On June 7, the FTC changed course and voted in a 5-0 decision to conduct a study of PBMs’ business practices.[2] As part of the inquiry, the FTC issued an Order to File a Special Report to the country’s six largest PBMs: CVS Caremark, Express Scripts, Inc., OptumRx, Inc., Humana Inc., Prime Therapeutics, LLC and MedImpact Healthcare Systems, Inc. The order gives these PBMs 90 days to provide specific information regarding their business practices. The FTC hopes the responses shed light on the following PBM practices that have drawn scrutiny:

  • Fees and clawbacks charged to unaffiliated pharmacies;
  • Methods to steer patients towards PBM-owned pharmacies;
  • Potentially unfair audits of independent pharmacies;
  • Complicated and opaque methods to determine pharmacy reimbursement;
  • The prevalence of prior authorizations and other administrative restrictions;
  • The use of specialty drug lists and surrounding specialty drug policies; and
  • The impact of rebates and fees from drug manufacturers on formulary design and the costs of prescription drugs to payers and patients.

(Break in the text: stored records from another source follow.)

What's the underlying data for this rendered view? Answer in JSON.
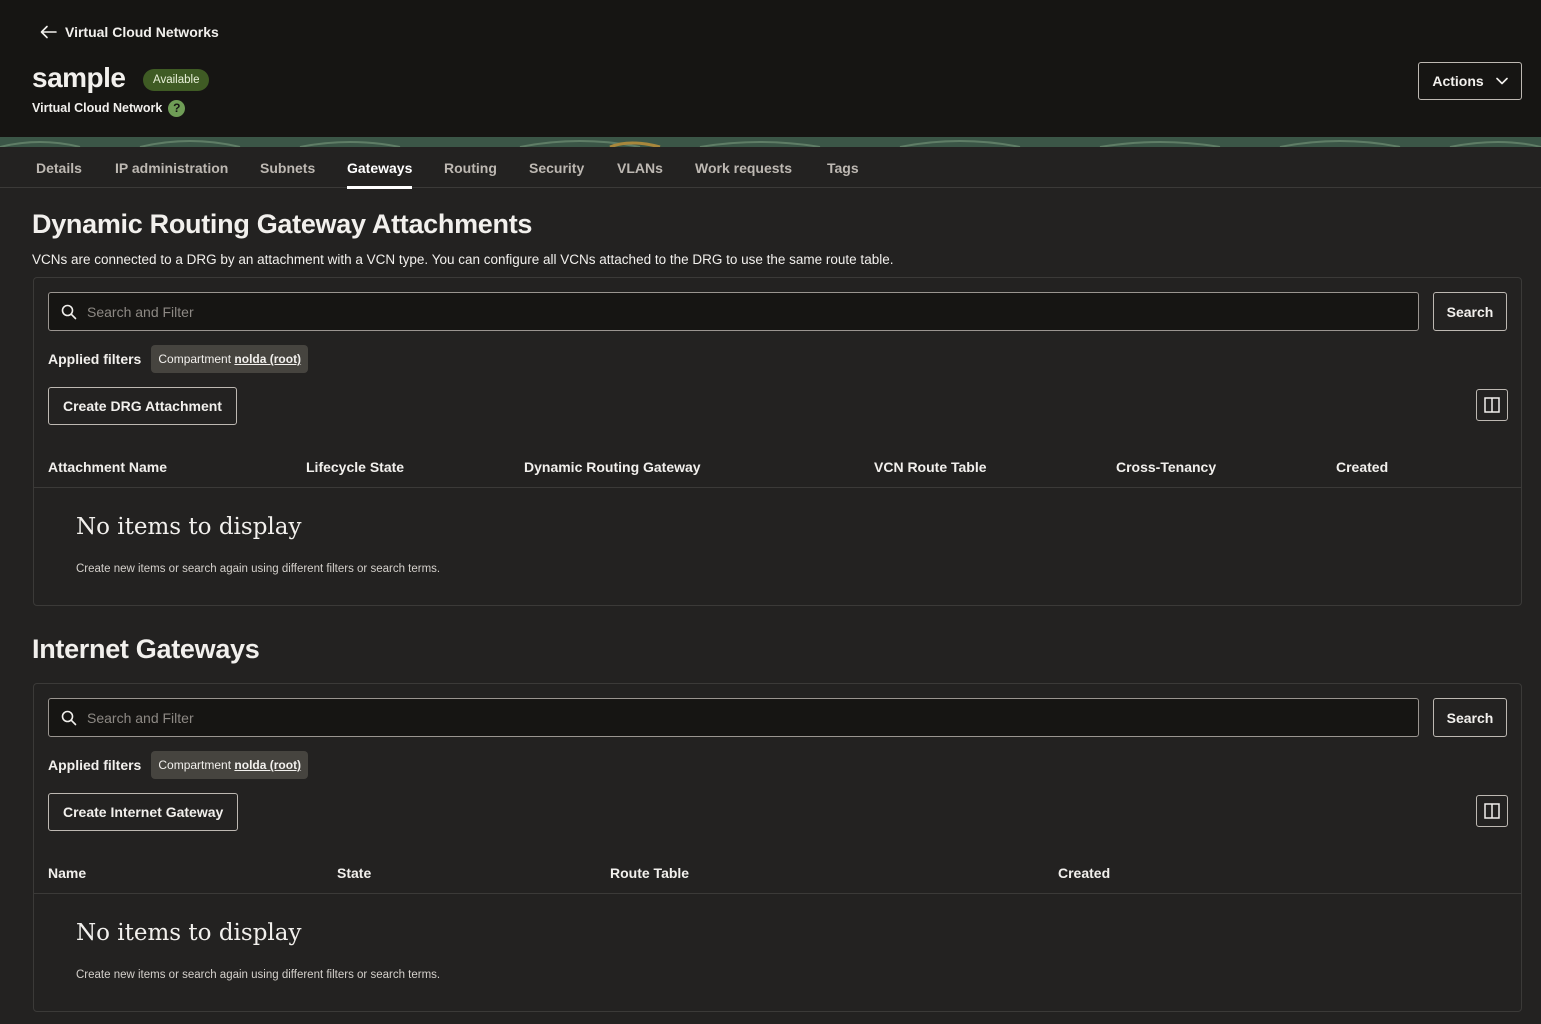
{
  "header": {
    "back_label": "Virtual Cloud Networks",
    "title": "sample",
    "status": "Available",
    "subtitle": "Virtual Cloud Network",
    "help_glyph": "?",
    "actions_label": "Actions"
  },
  "tabs": [
    {
      "label": "Details"
    },
    {
      "label": "IP administration"
    },
    {
      "label": "Subnets"
    },
    {
      "label": "Gateways",
      "active": true
    },
    {
      "label": "Routing"
    },
    {
      "label": "Security"
    },
    {
      "label": "VLANs"
    },
    {
      "label": "Work requests"
    },
    {
      "label": "Tags"
    }
  ],
  "drg": {
    "title": "Dynamic Routing Gateway Attachments",
    "description": "VCNs are connected to a DRG by an attachment with a VCN type. You can configure all VCNs attached to the DRG to use the same route table.",
    "search_placeholder": "Search and Filter",
    "search_button": "Search",
    "filters_label": "Applied filters",
    "filter_key": "Compartment",
    "filter_value": "nolda (root)",
    "create_button": "Create DRG Attachment",
    "columns": [
      "Attachment Name",
      "Lifecycle State",
      "Dynamic Routing Gateway",
      "VCN Route Table",
      "Cross-Tenancy",
      "Created"
    ],
    "empty_title": "No items to display",
    "empty_desc": "Create new items or search again using different filters or search terms."
  },
  "igw": {
    "title": "Internet Gateways",
    "search_placeholder": "Search and Filter",
    "search_button": "Search",
    "filters_label": "Applied filters",
    "filter_key": "Compartment",
    "filter_value": "nolda (root)",
    "create_button": "Create Internet Gateway",
    "columns": [
      "Name",
      "State",
      "Route Table",
      "Created"
    ],
    "empty_title": "No items to display",
    "empty_desc": "Create new items or search again using different filters or search terms."
  },
  "colors": {
    "background": "#232221",
    "header_bg": "#161513",
    "status_badge": "#3f5b24",
    "help_icon": "#6f9d56"
  }
}
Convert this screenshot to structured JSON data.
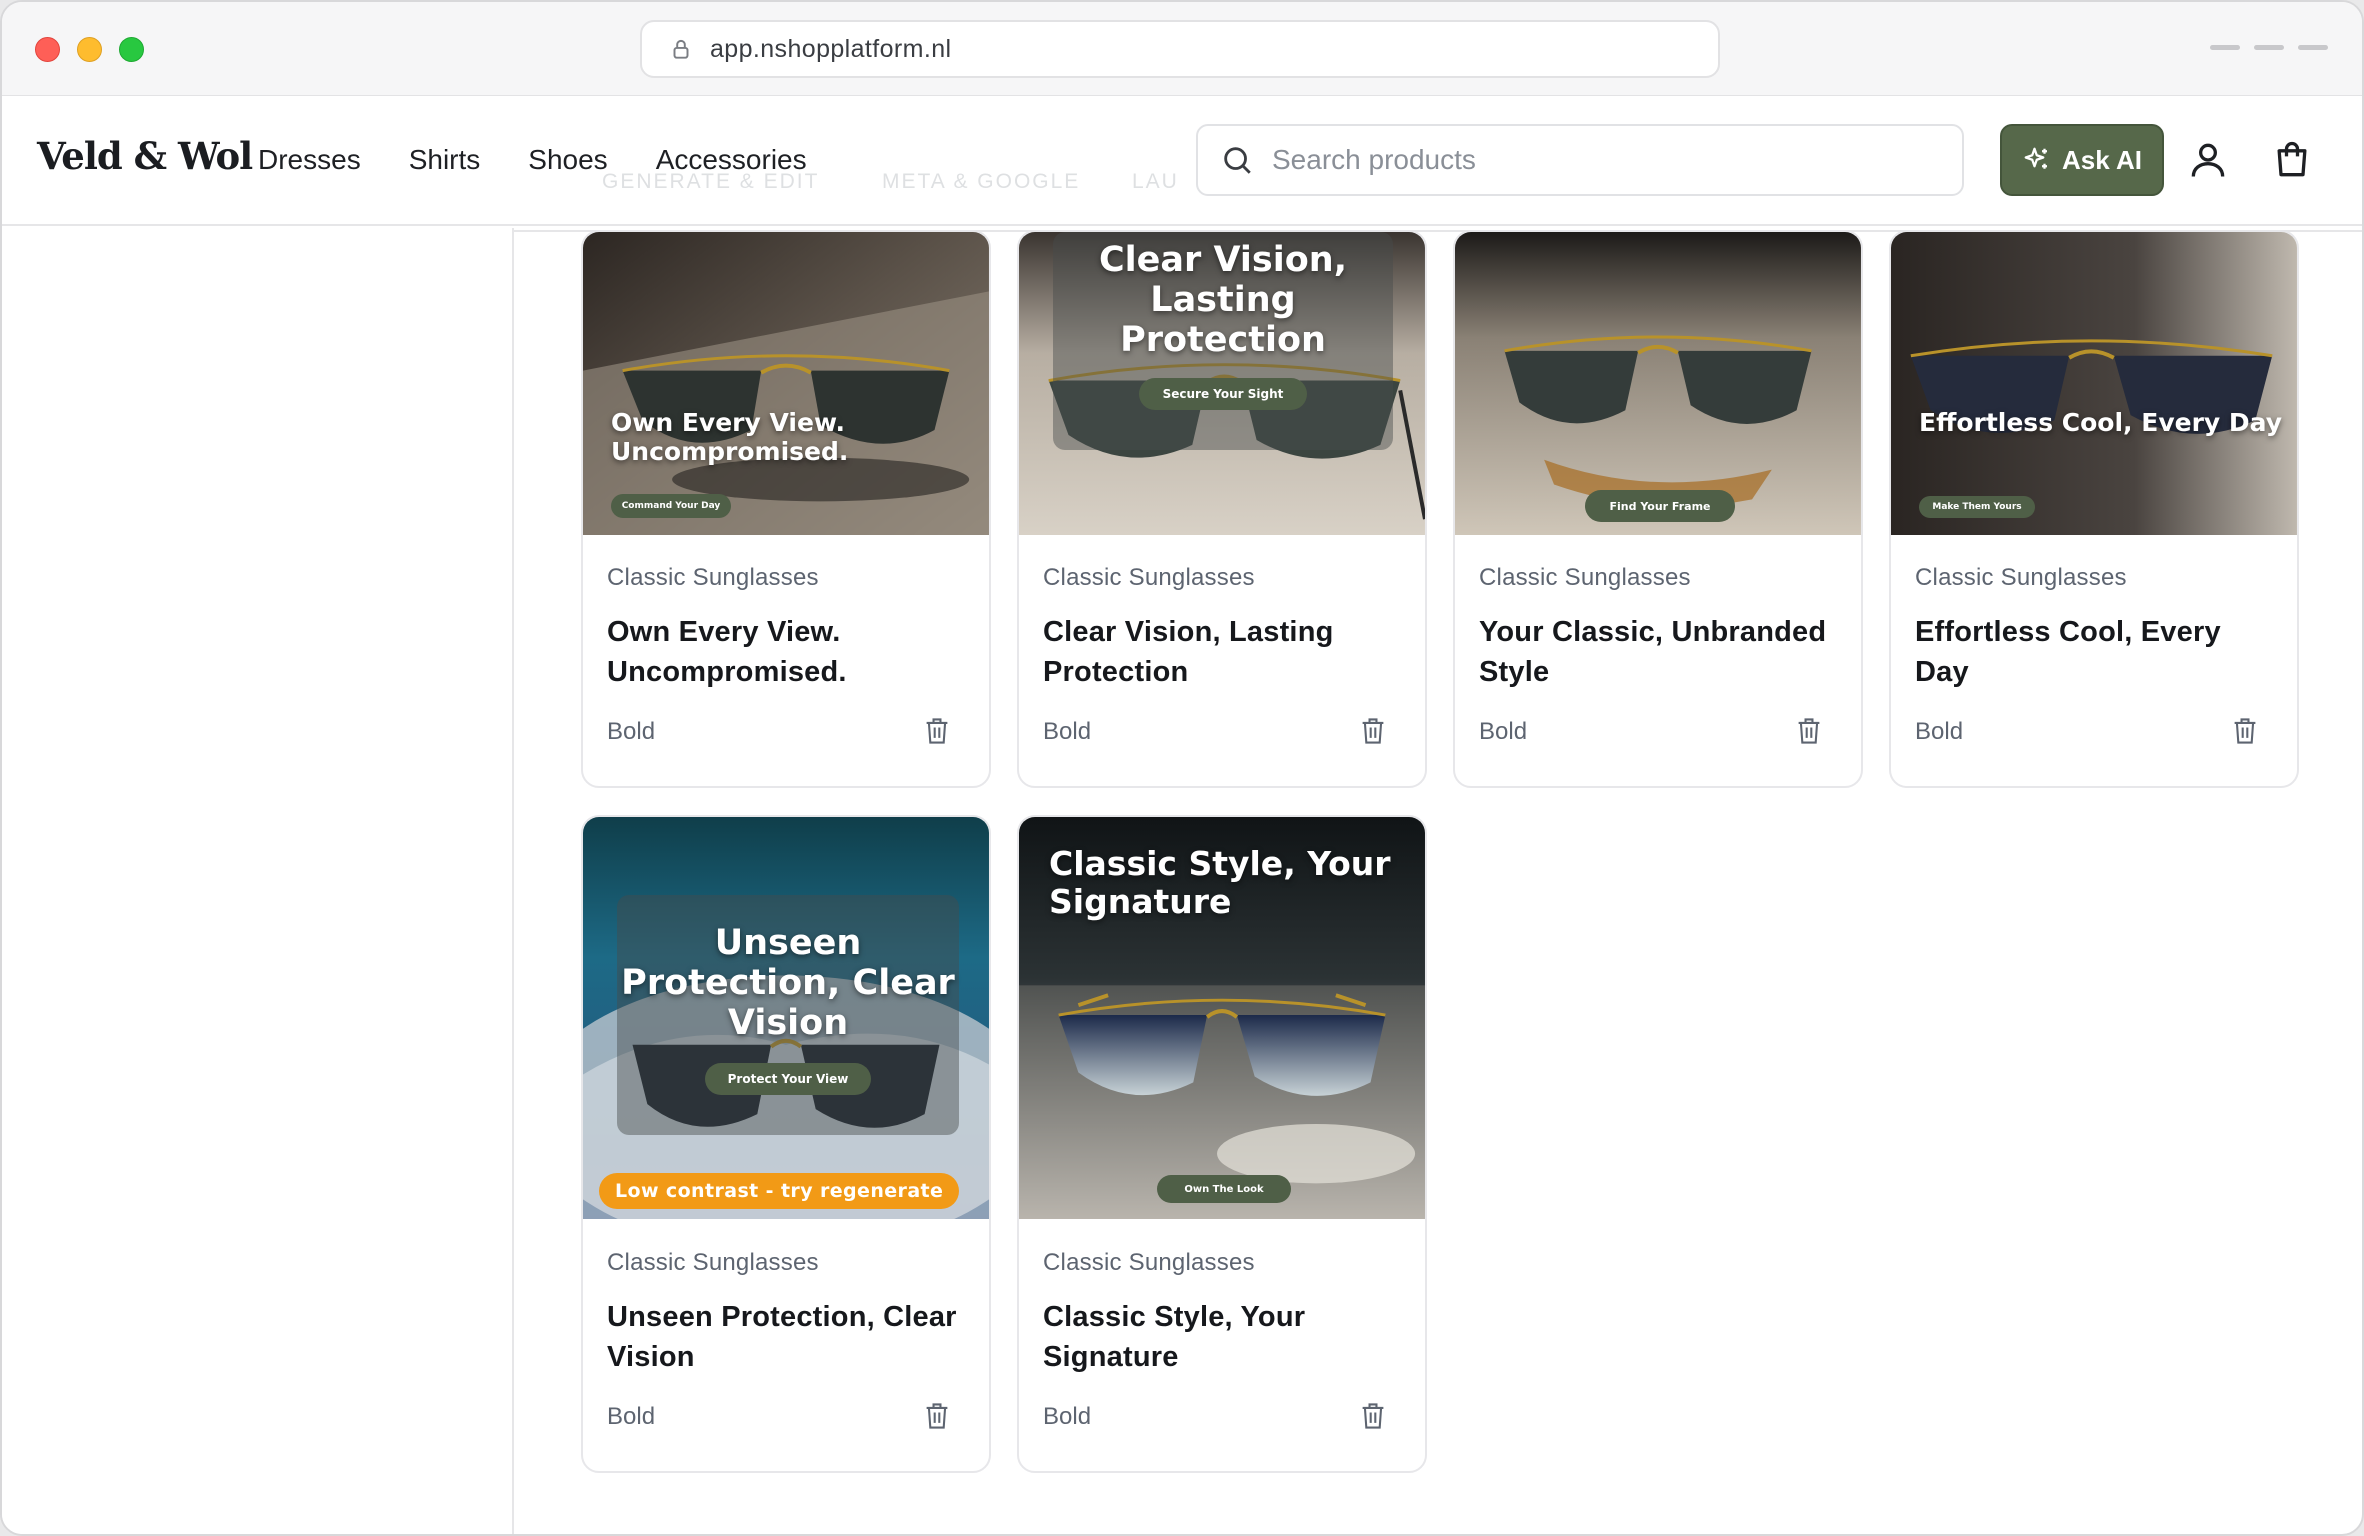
{
  "browser": {
    "url": "app.nshopplatform.nl"
  },
  "header": {
    "logo": "Veld & Wol",
    "nav": [
      "Dresses",
      "Shirts",
      "Shoes",
      "Accessories"
    ],
    "search_placeholder": "Search products",
    "ask_ai_label": "Ask AI",
    "background_tabs": [
      "GENERATE & EDIT",
      "META & GOOGLE",
      "LAU"
    ]
  },
  "cards": [
    {
      "category": "Classic Sunglasses",
      "title": "Own Every View. Uncompromised.",
      "style": "Bold",
      "ad_headline": "Own Every View. Uncompromised.",
      "ad_cta": "Command Your Day"
    },
    {
      "category": "Classic Sunglasses",
      "title": "Clear Vision, Lasting Protection",
      "style": "Bold",
      "ad_headline": "Clear Vision, Lasting Protection",
      "ad_cta": "Secure Your Sight"
    },
    {
      "category": "Classic Sunglasses",
      "title": "Your Classic, Unbranded Style",
      "style": "Bold",
      "ad_cta": "Find Your Frame"
    },
    {
      "category": "Classic Sunglasses",
      "title": "Effortless Cool, Every Day",
      "style": "Bold",
      "ad_headline": "Effortless Cool, Every Day",
      "ad_cta": "Make Them Yours"
    },
    {
      "category": "Classic Sunglasses",
      "title": "Unseen Protection, Clear Vision",
      "style": "Bold",
      "ad_headline": "Unseen Protection, Clear Vision",
      "ad_cta": "Protect Your View",
      "warning": "Low contrast - try regenerate"
    },
    {
      "category": "Classic Sunglasses",
      "title": "Classic Style, Your Signature",
      "style": "Bold",
      "ad_headline": "Classic Style, Your Signature",
      "ad_cta": "Own The Look"
    }
  ],
  "colors": {
    "accent": "#56684a",
    "warning": "#f29a16",
    "muted_text": "#5d6470"
  }
}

In addition to pharmaceutical pricing concerns, the inquiry is likely in response to the FTC’s general move under the Biden administration toward stricter scrutiny of vertically integrated organizations and highly concentrated markets. The PBM industry has experienced years of consolidation and vertical integration. For example, five of the six PBMs that are included in the FTC inquiry are part of vertically integrated organizations which jointly operate health insurers, pharmacies and care delivery companies. The national PBM market is also highly concentrated, as evidenced by the fact that the largest three PBMs— CVS Caremark, Express Scripts and OptumRx—now account for 80% of the total PBM market.[3]

According to FTC Chair, Lina Khan, the overall goal of the investigation is to “examine several of the most common complaints about PBMs and [to] seek to assist policymakers in determining whether Americans would benefit from reforms to this critical industry.”

Practical Takeaways

The FTC’s June 7 decision signals that PBMs are now in the regulatory sights of both federal and state lawmakers. In particular, the topics the FTC will be investigating as part of its inquiry mirror what many states have already begun to regulate with new state PBM legislation: pharmacy clawbacks and fees, steering of patients to PBM-owned or affiliated pharmacies, pharmacy audit practices and greater transparency with rebates and pricing methodologies. All affected industry stakeholders – including health plans, PBMs, pharmacies and manufacturers – should take notice of these developments as new legislation, regulations and agency actions continue to impact prescription drug benefits and pricing. In addition to analyzing applicable legal issues, stakeholders may also consider alerting their advocacy team members for assistance with legislative opportunities and developments.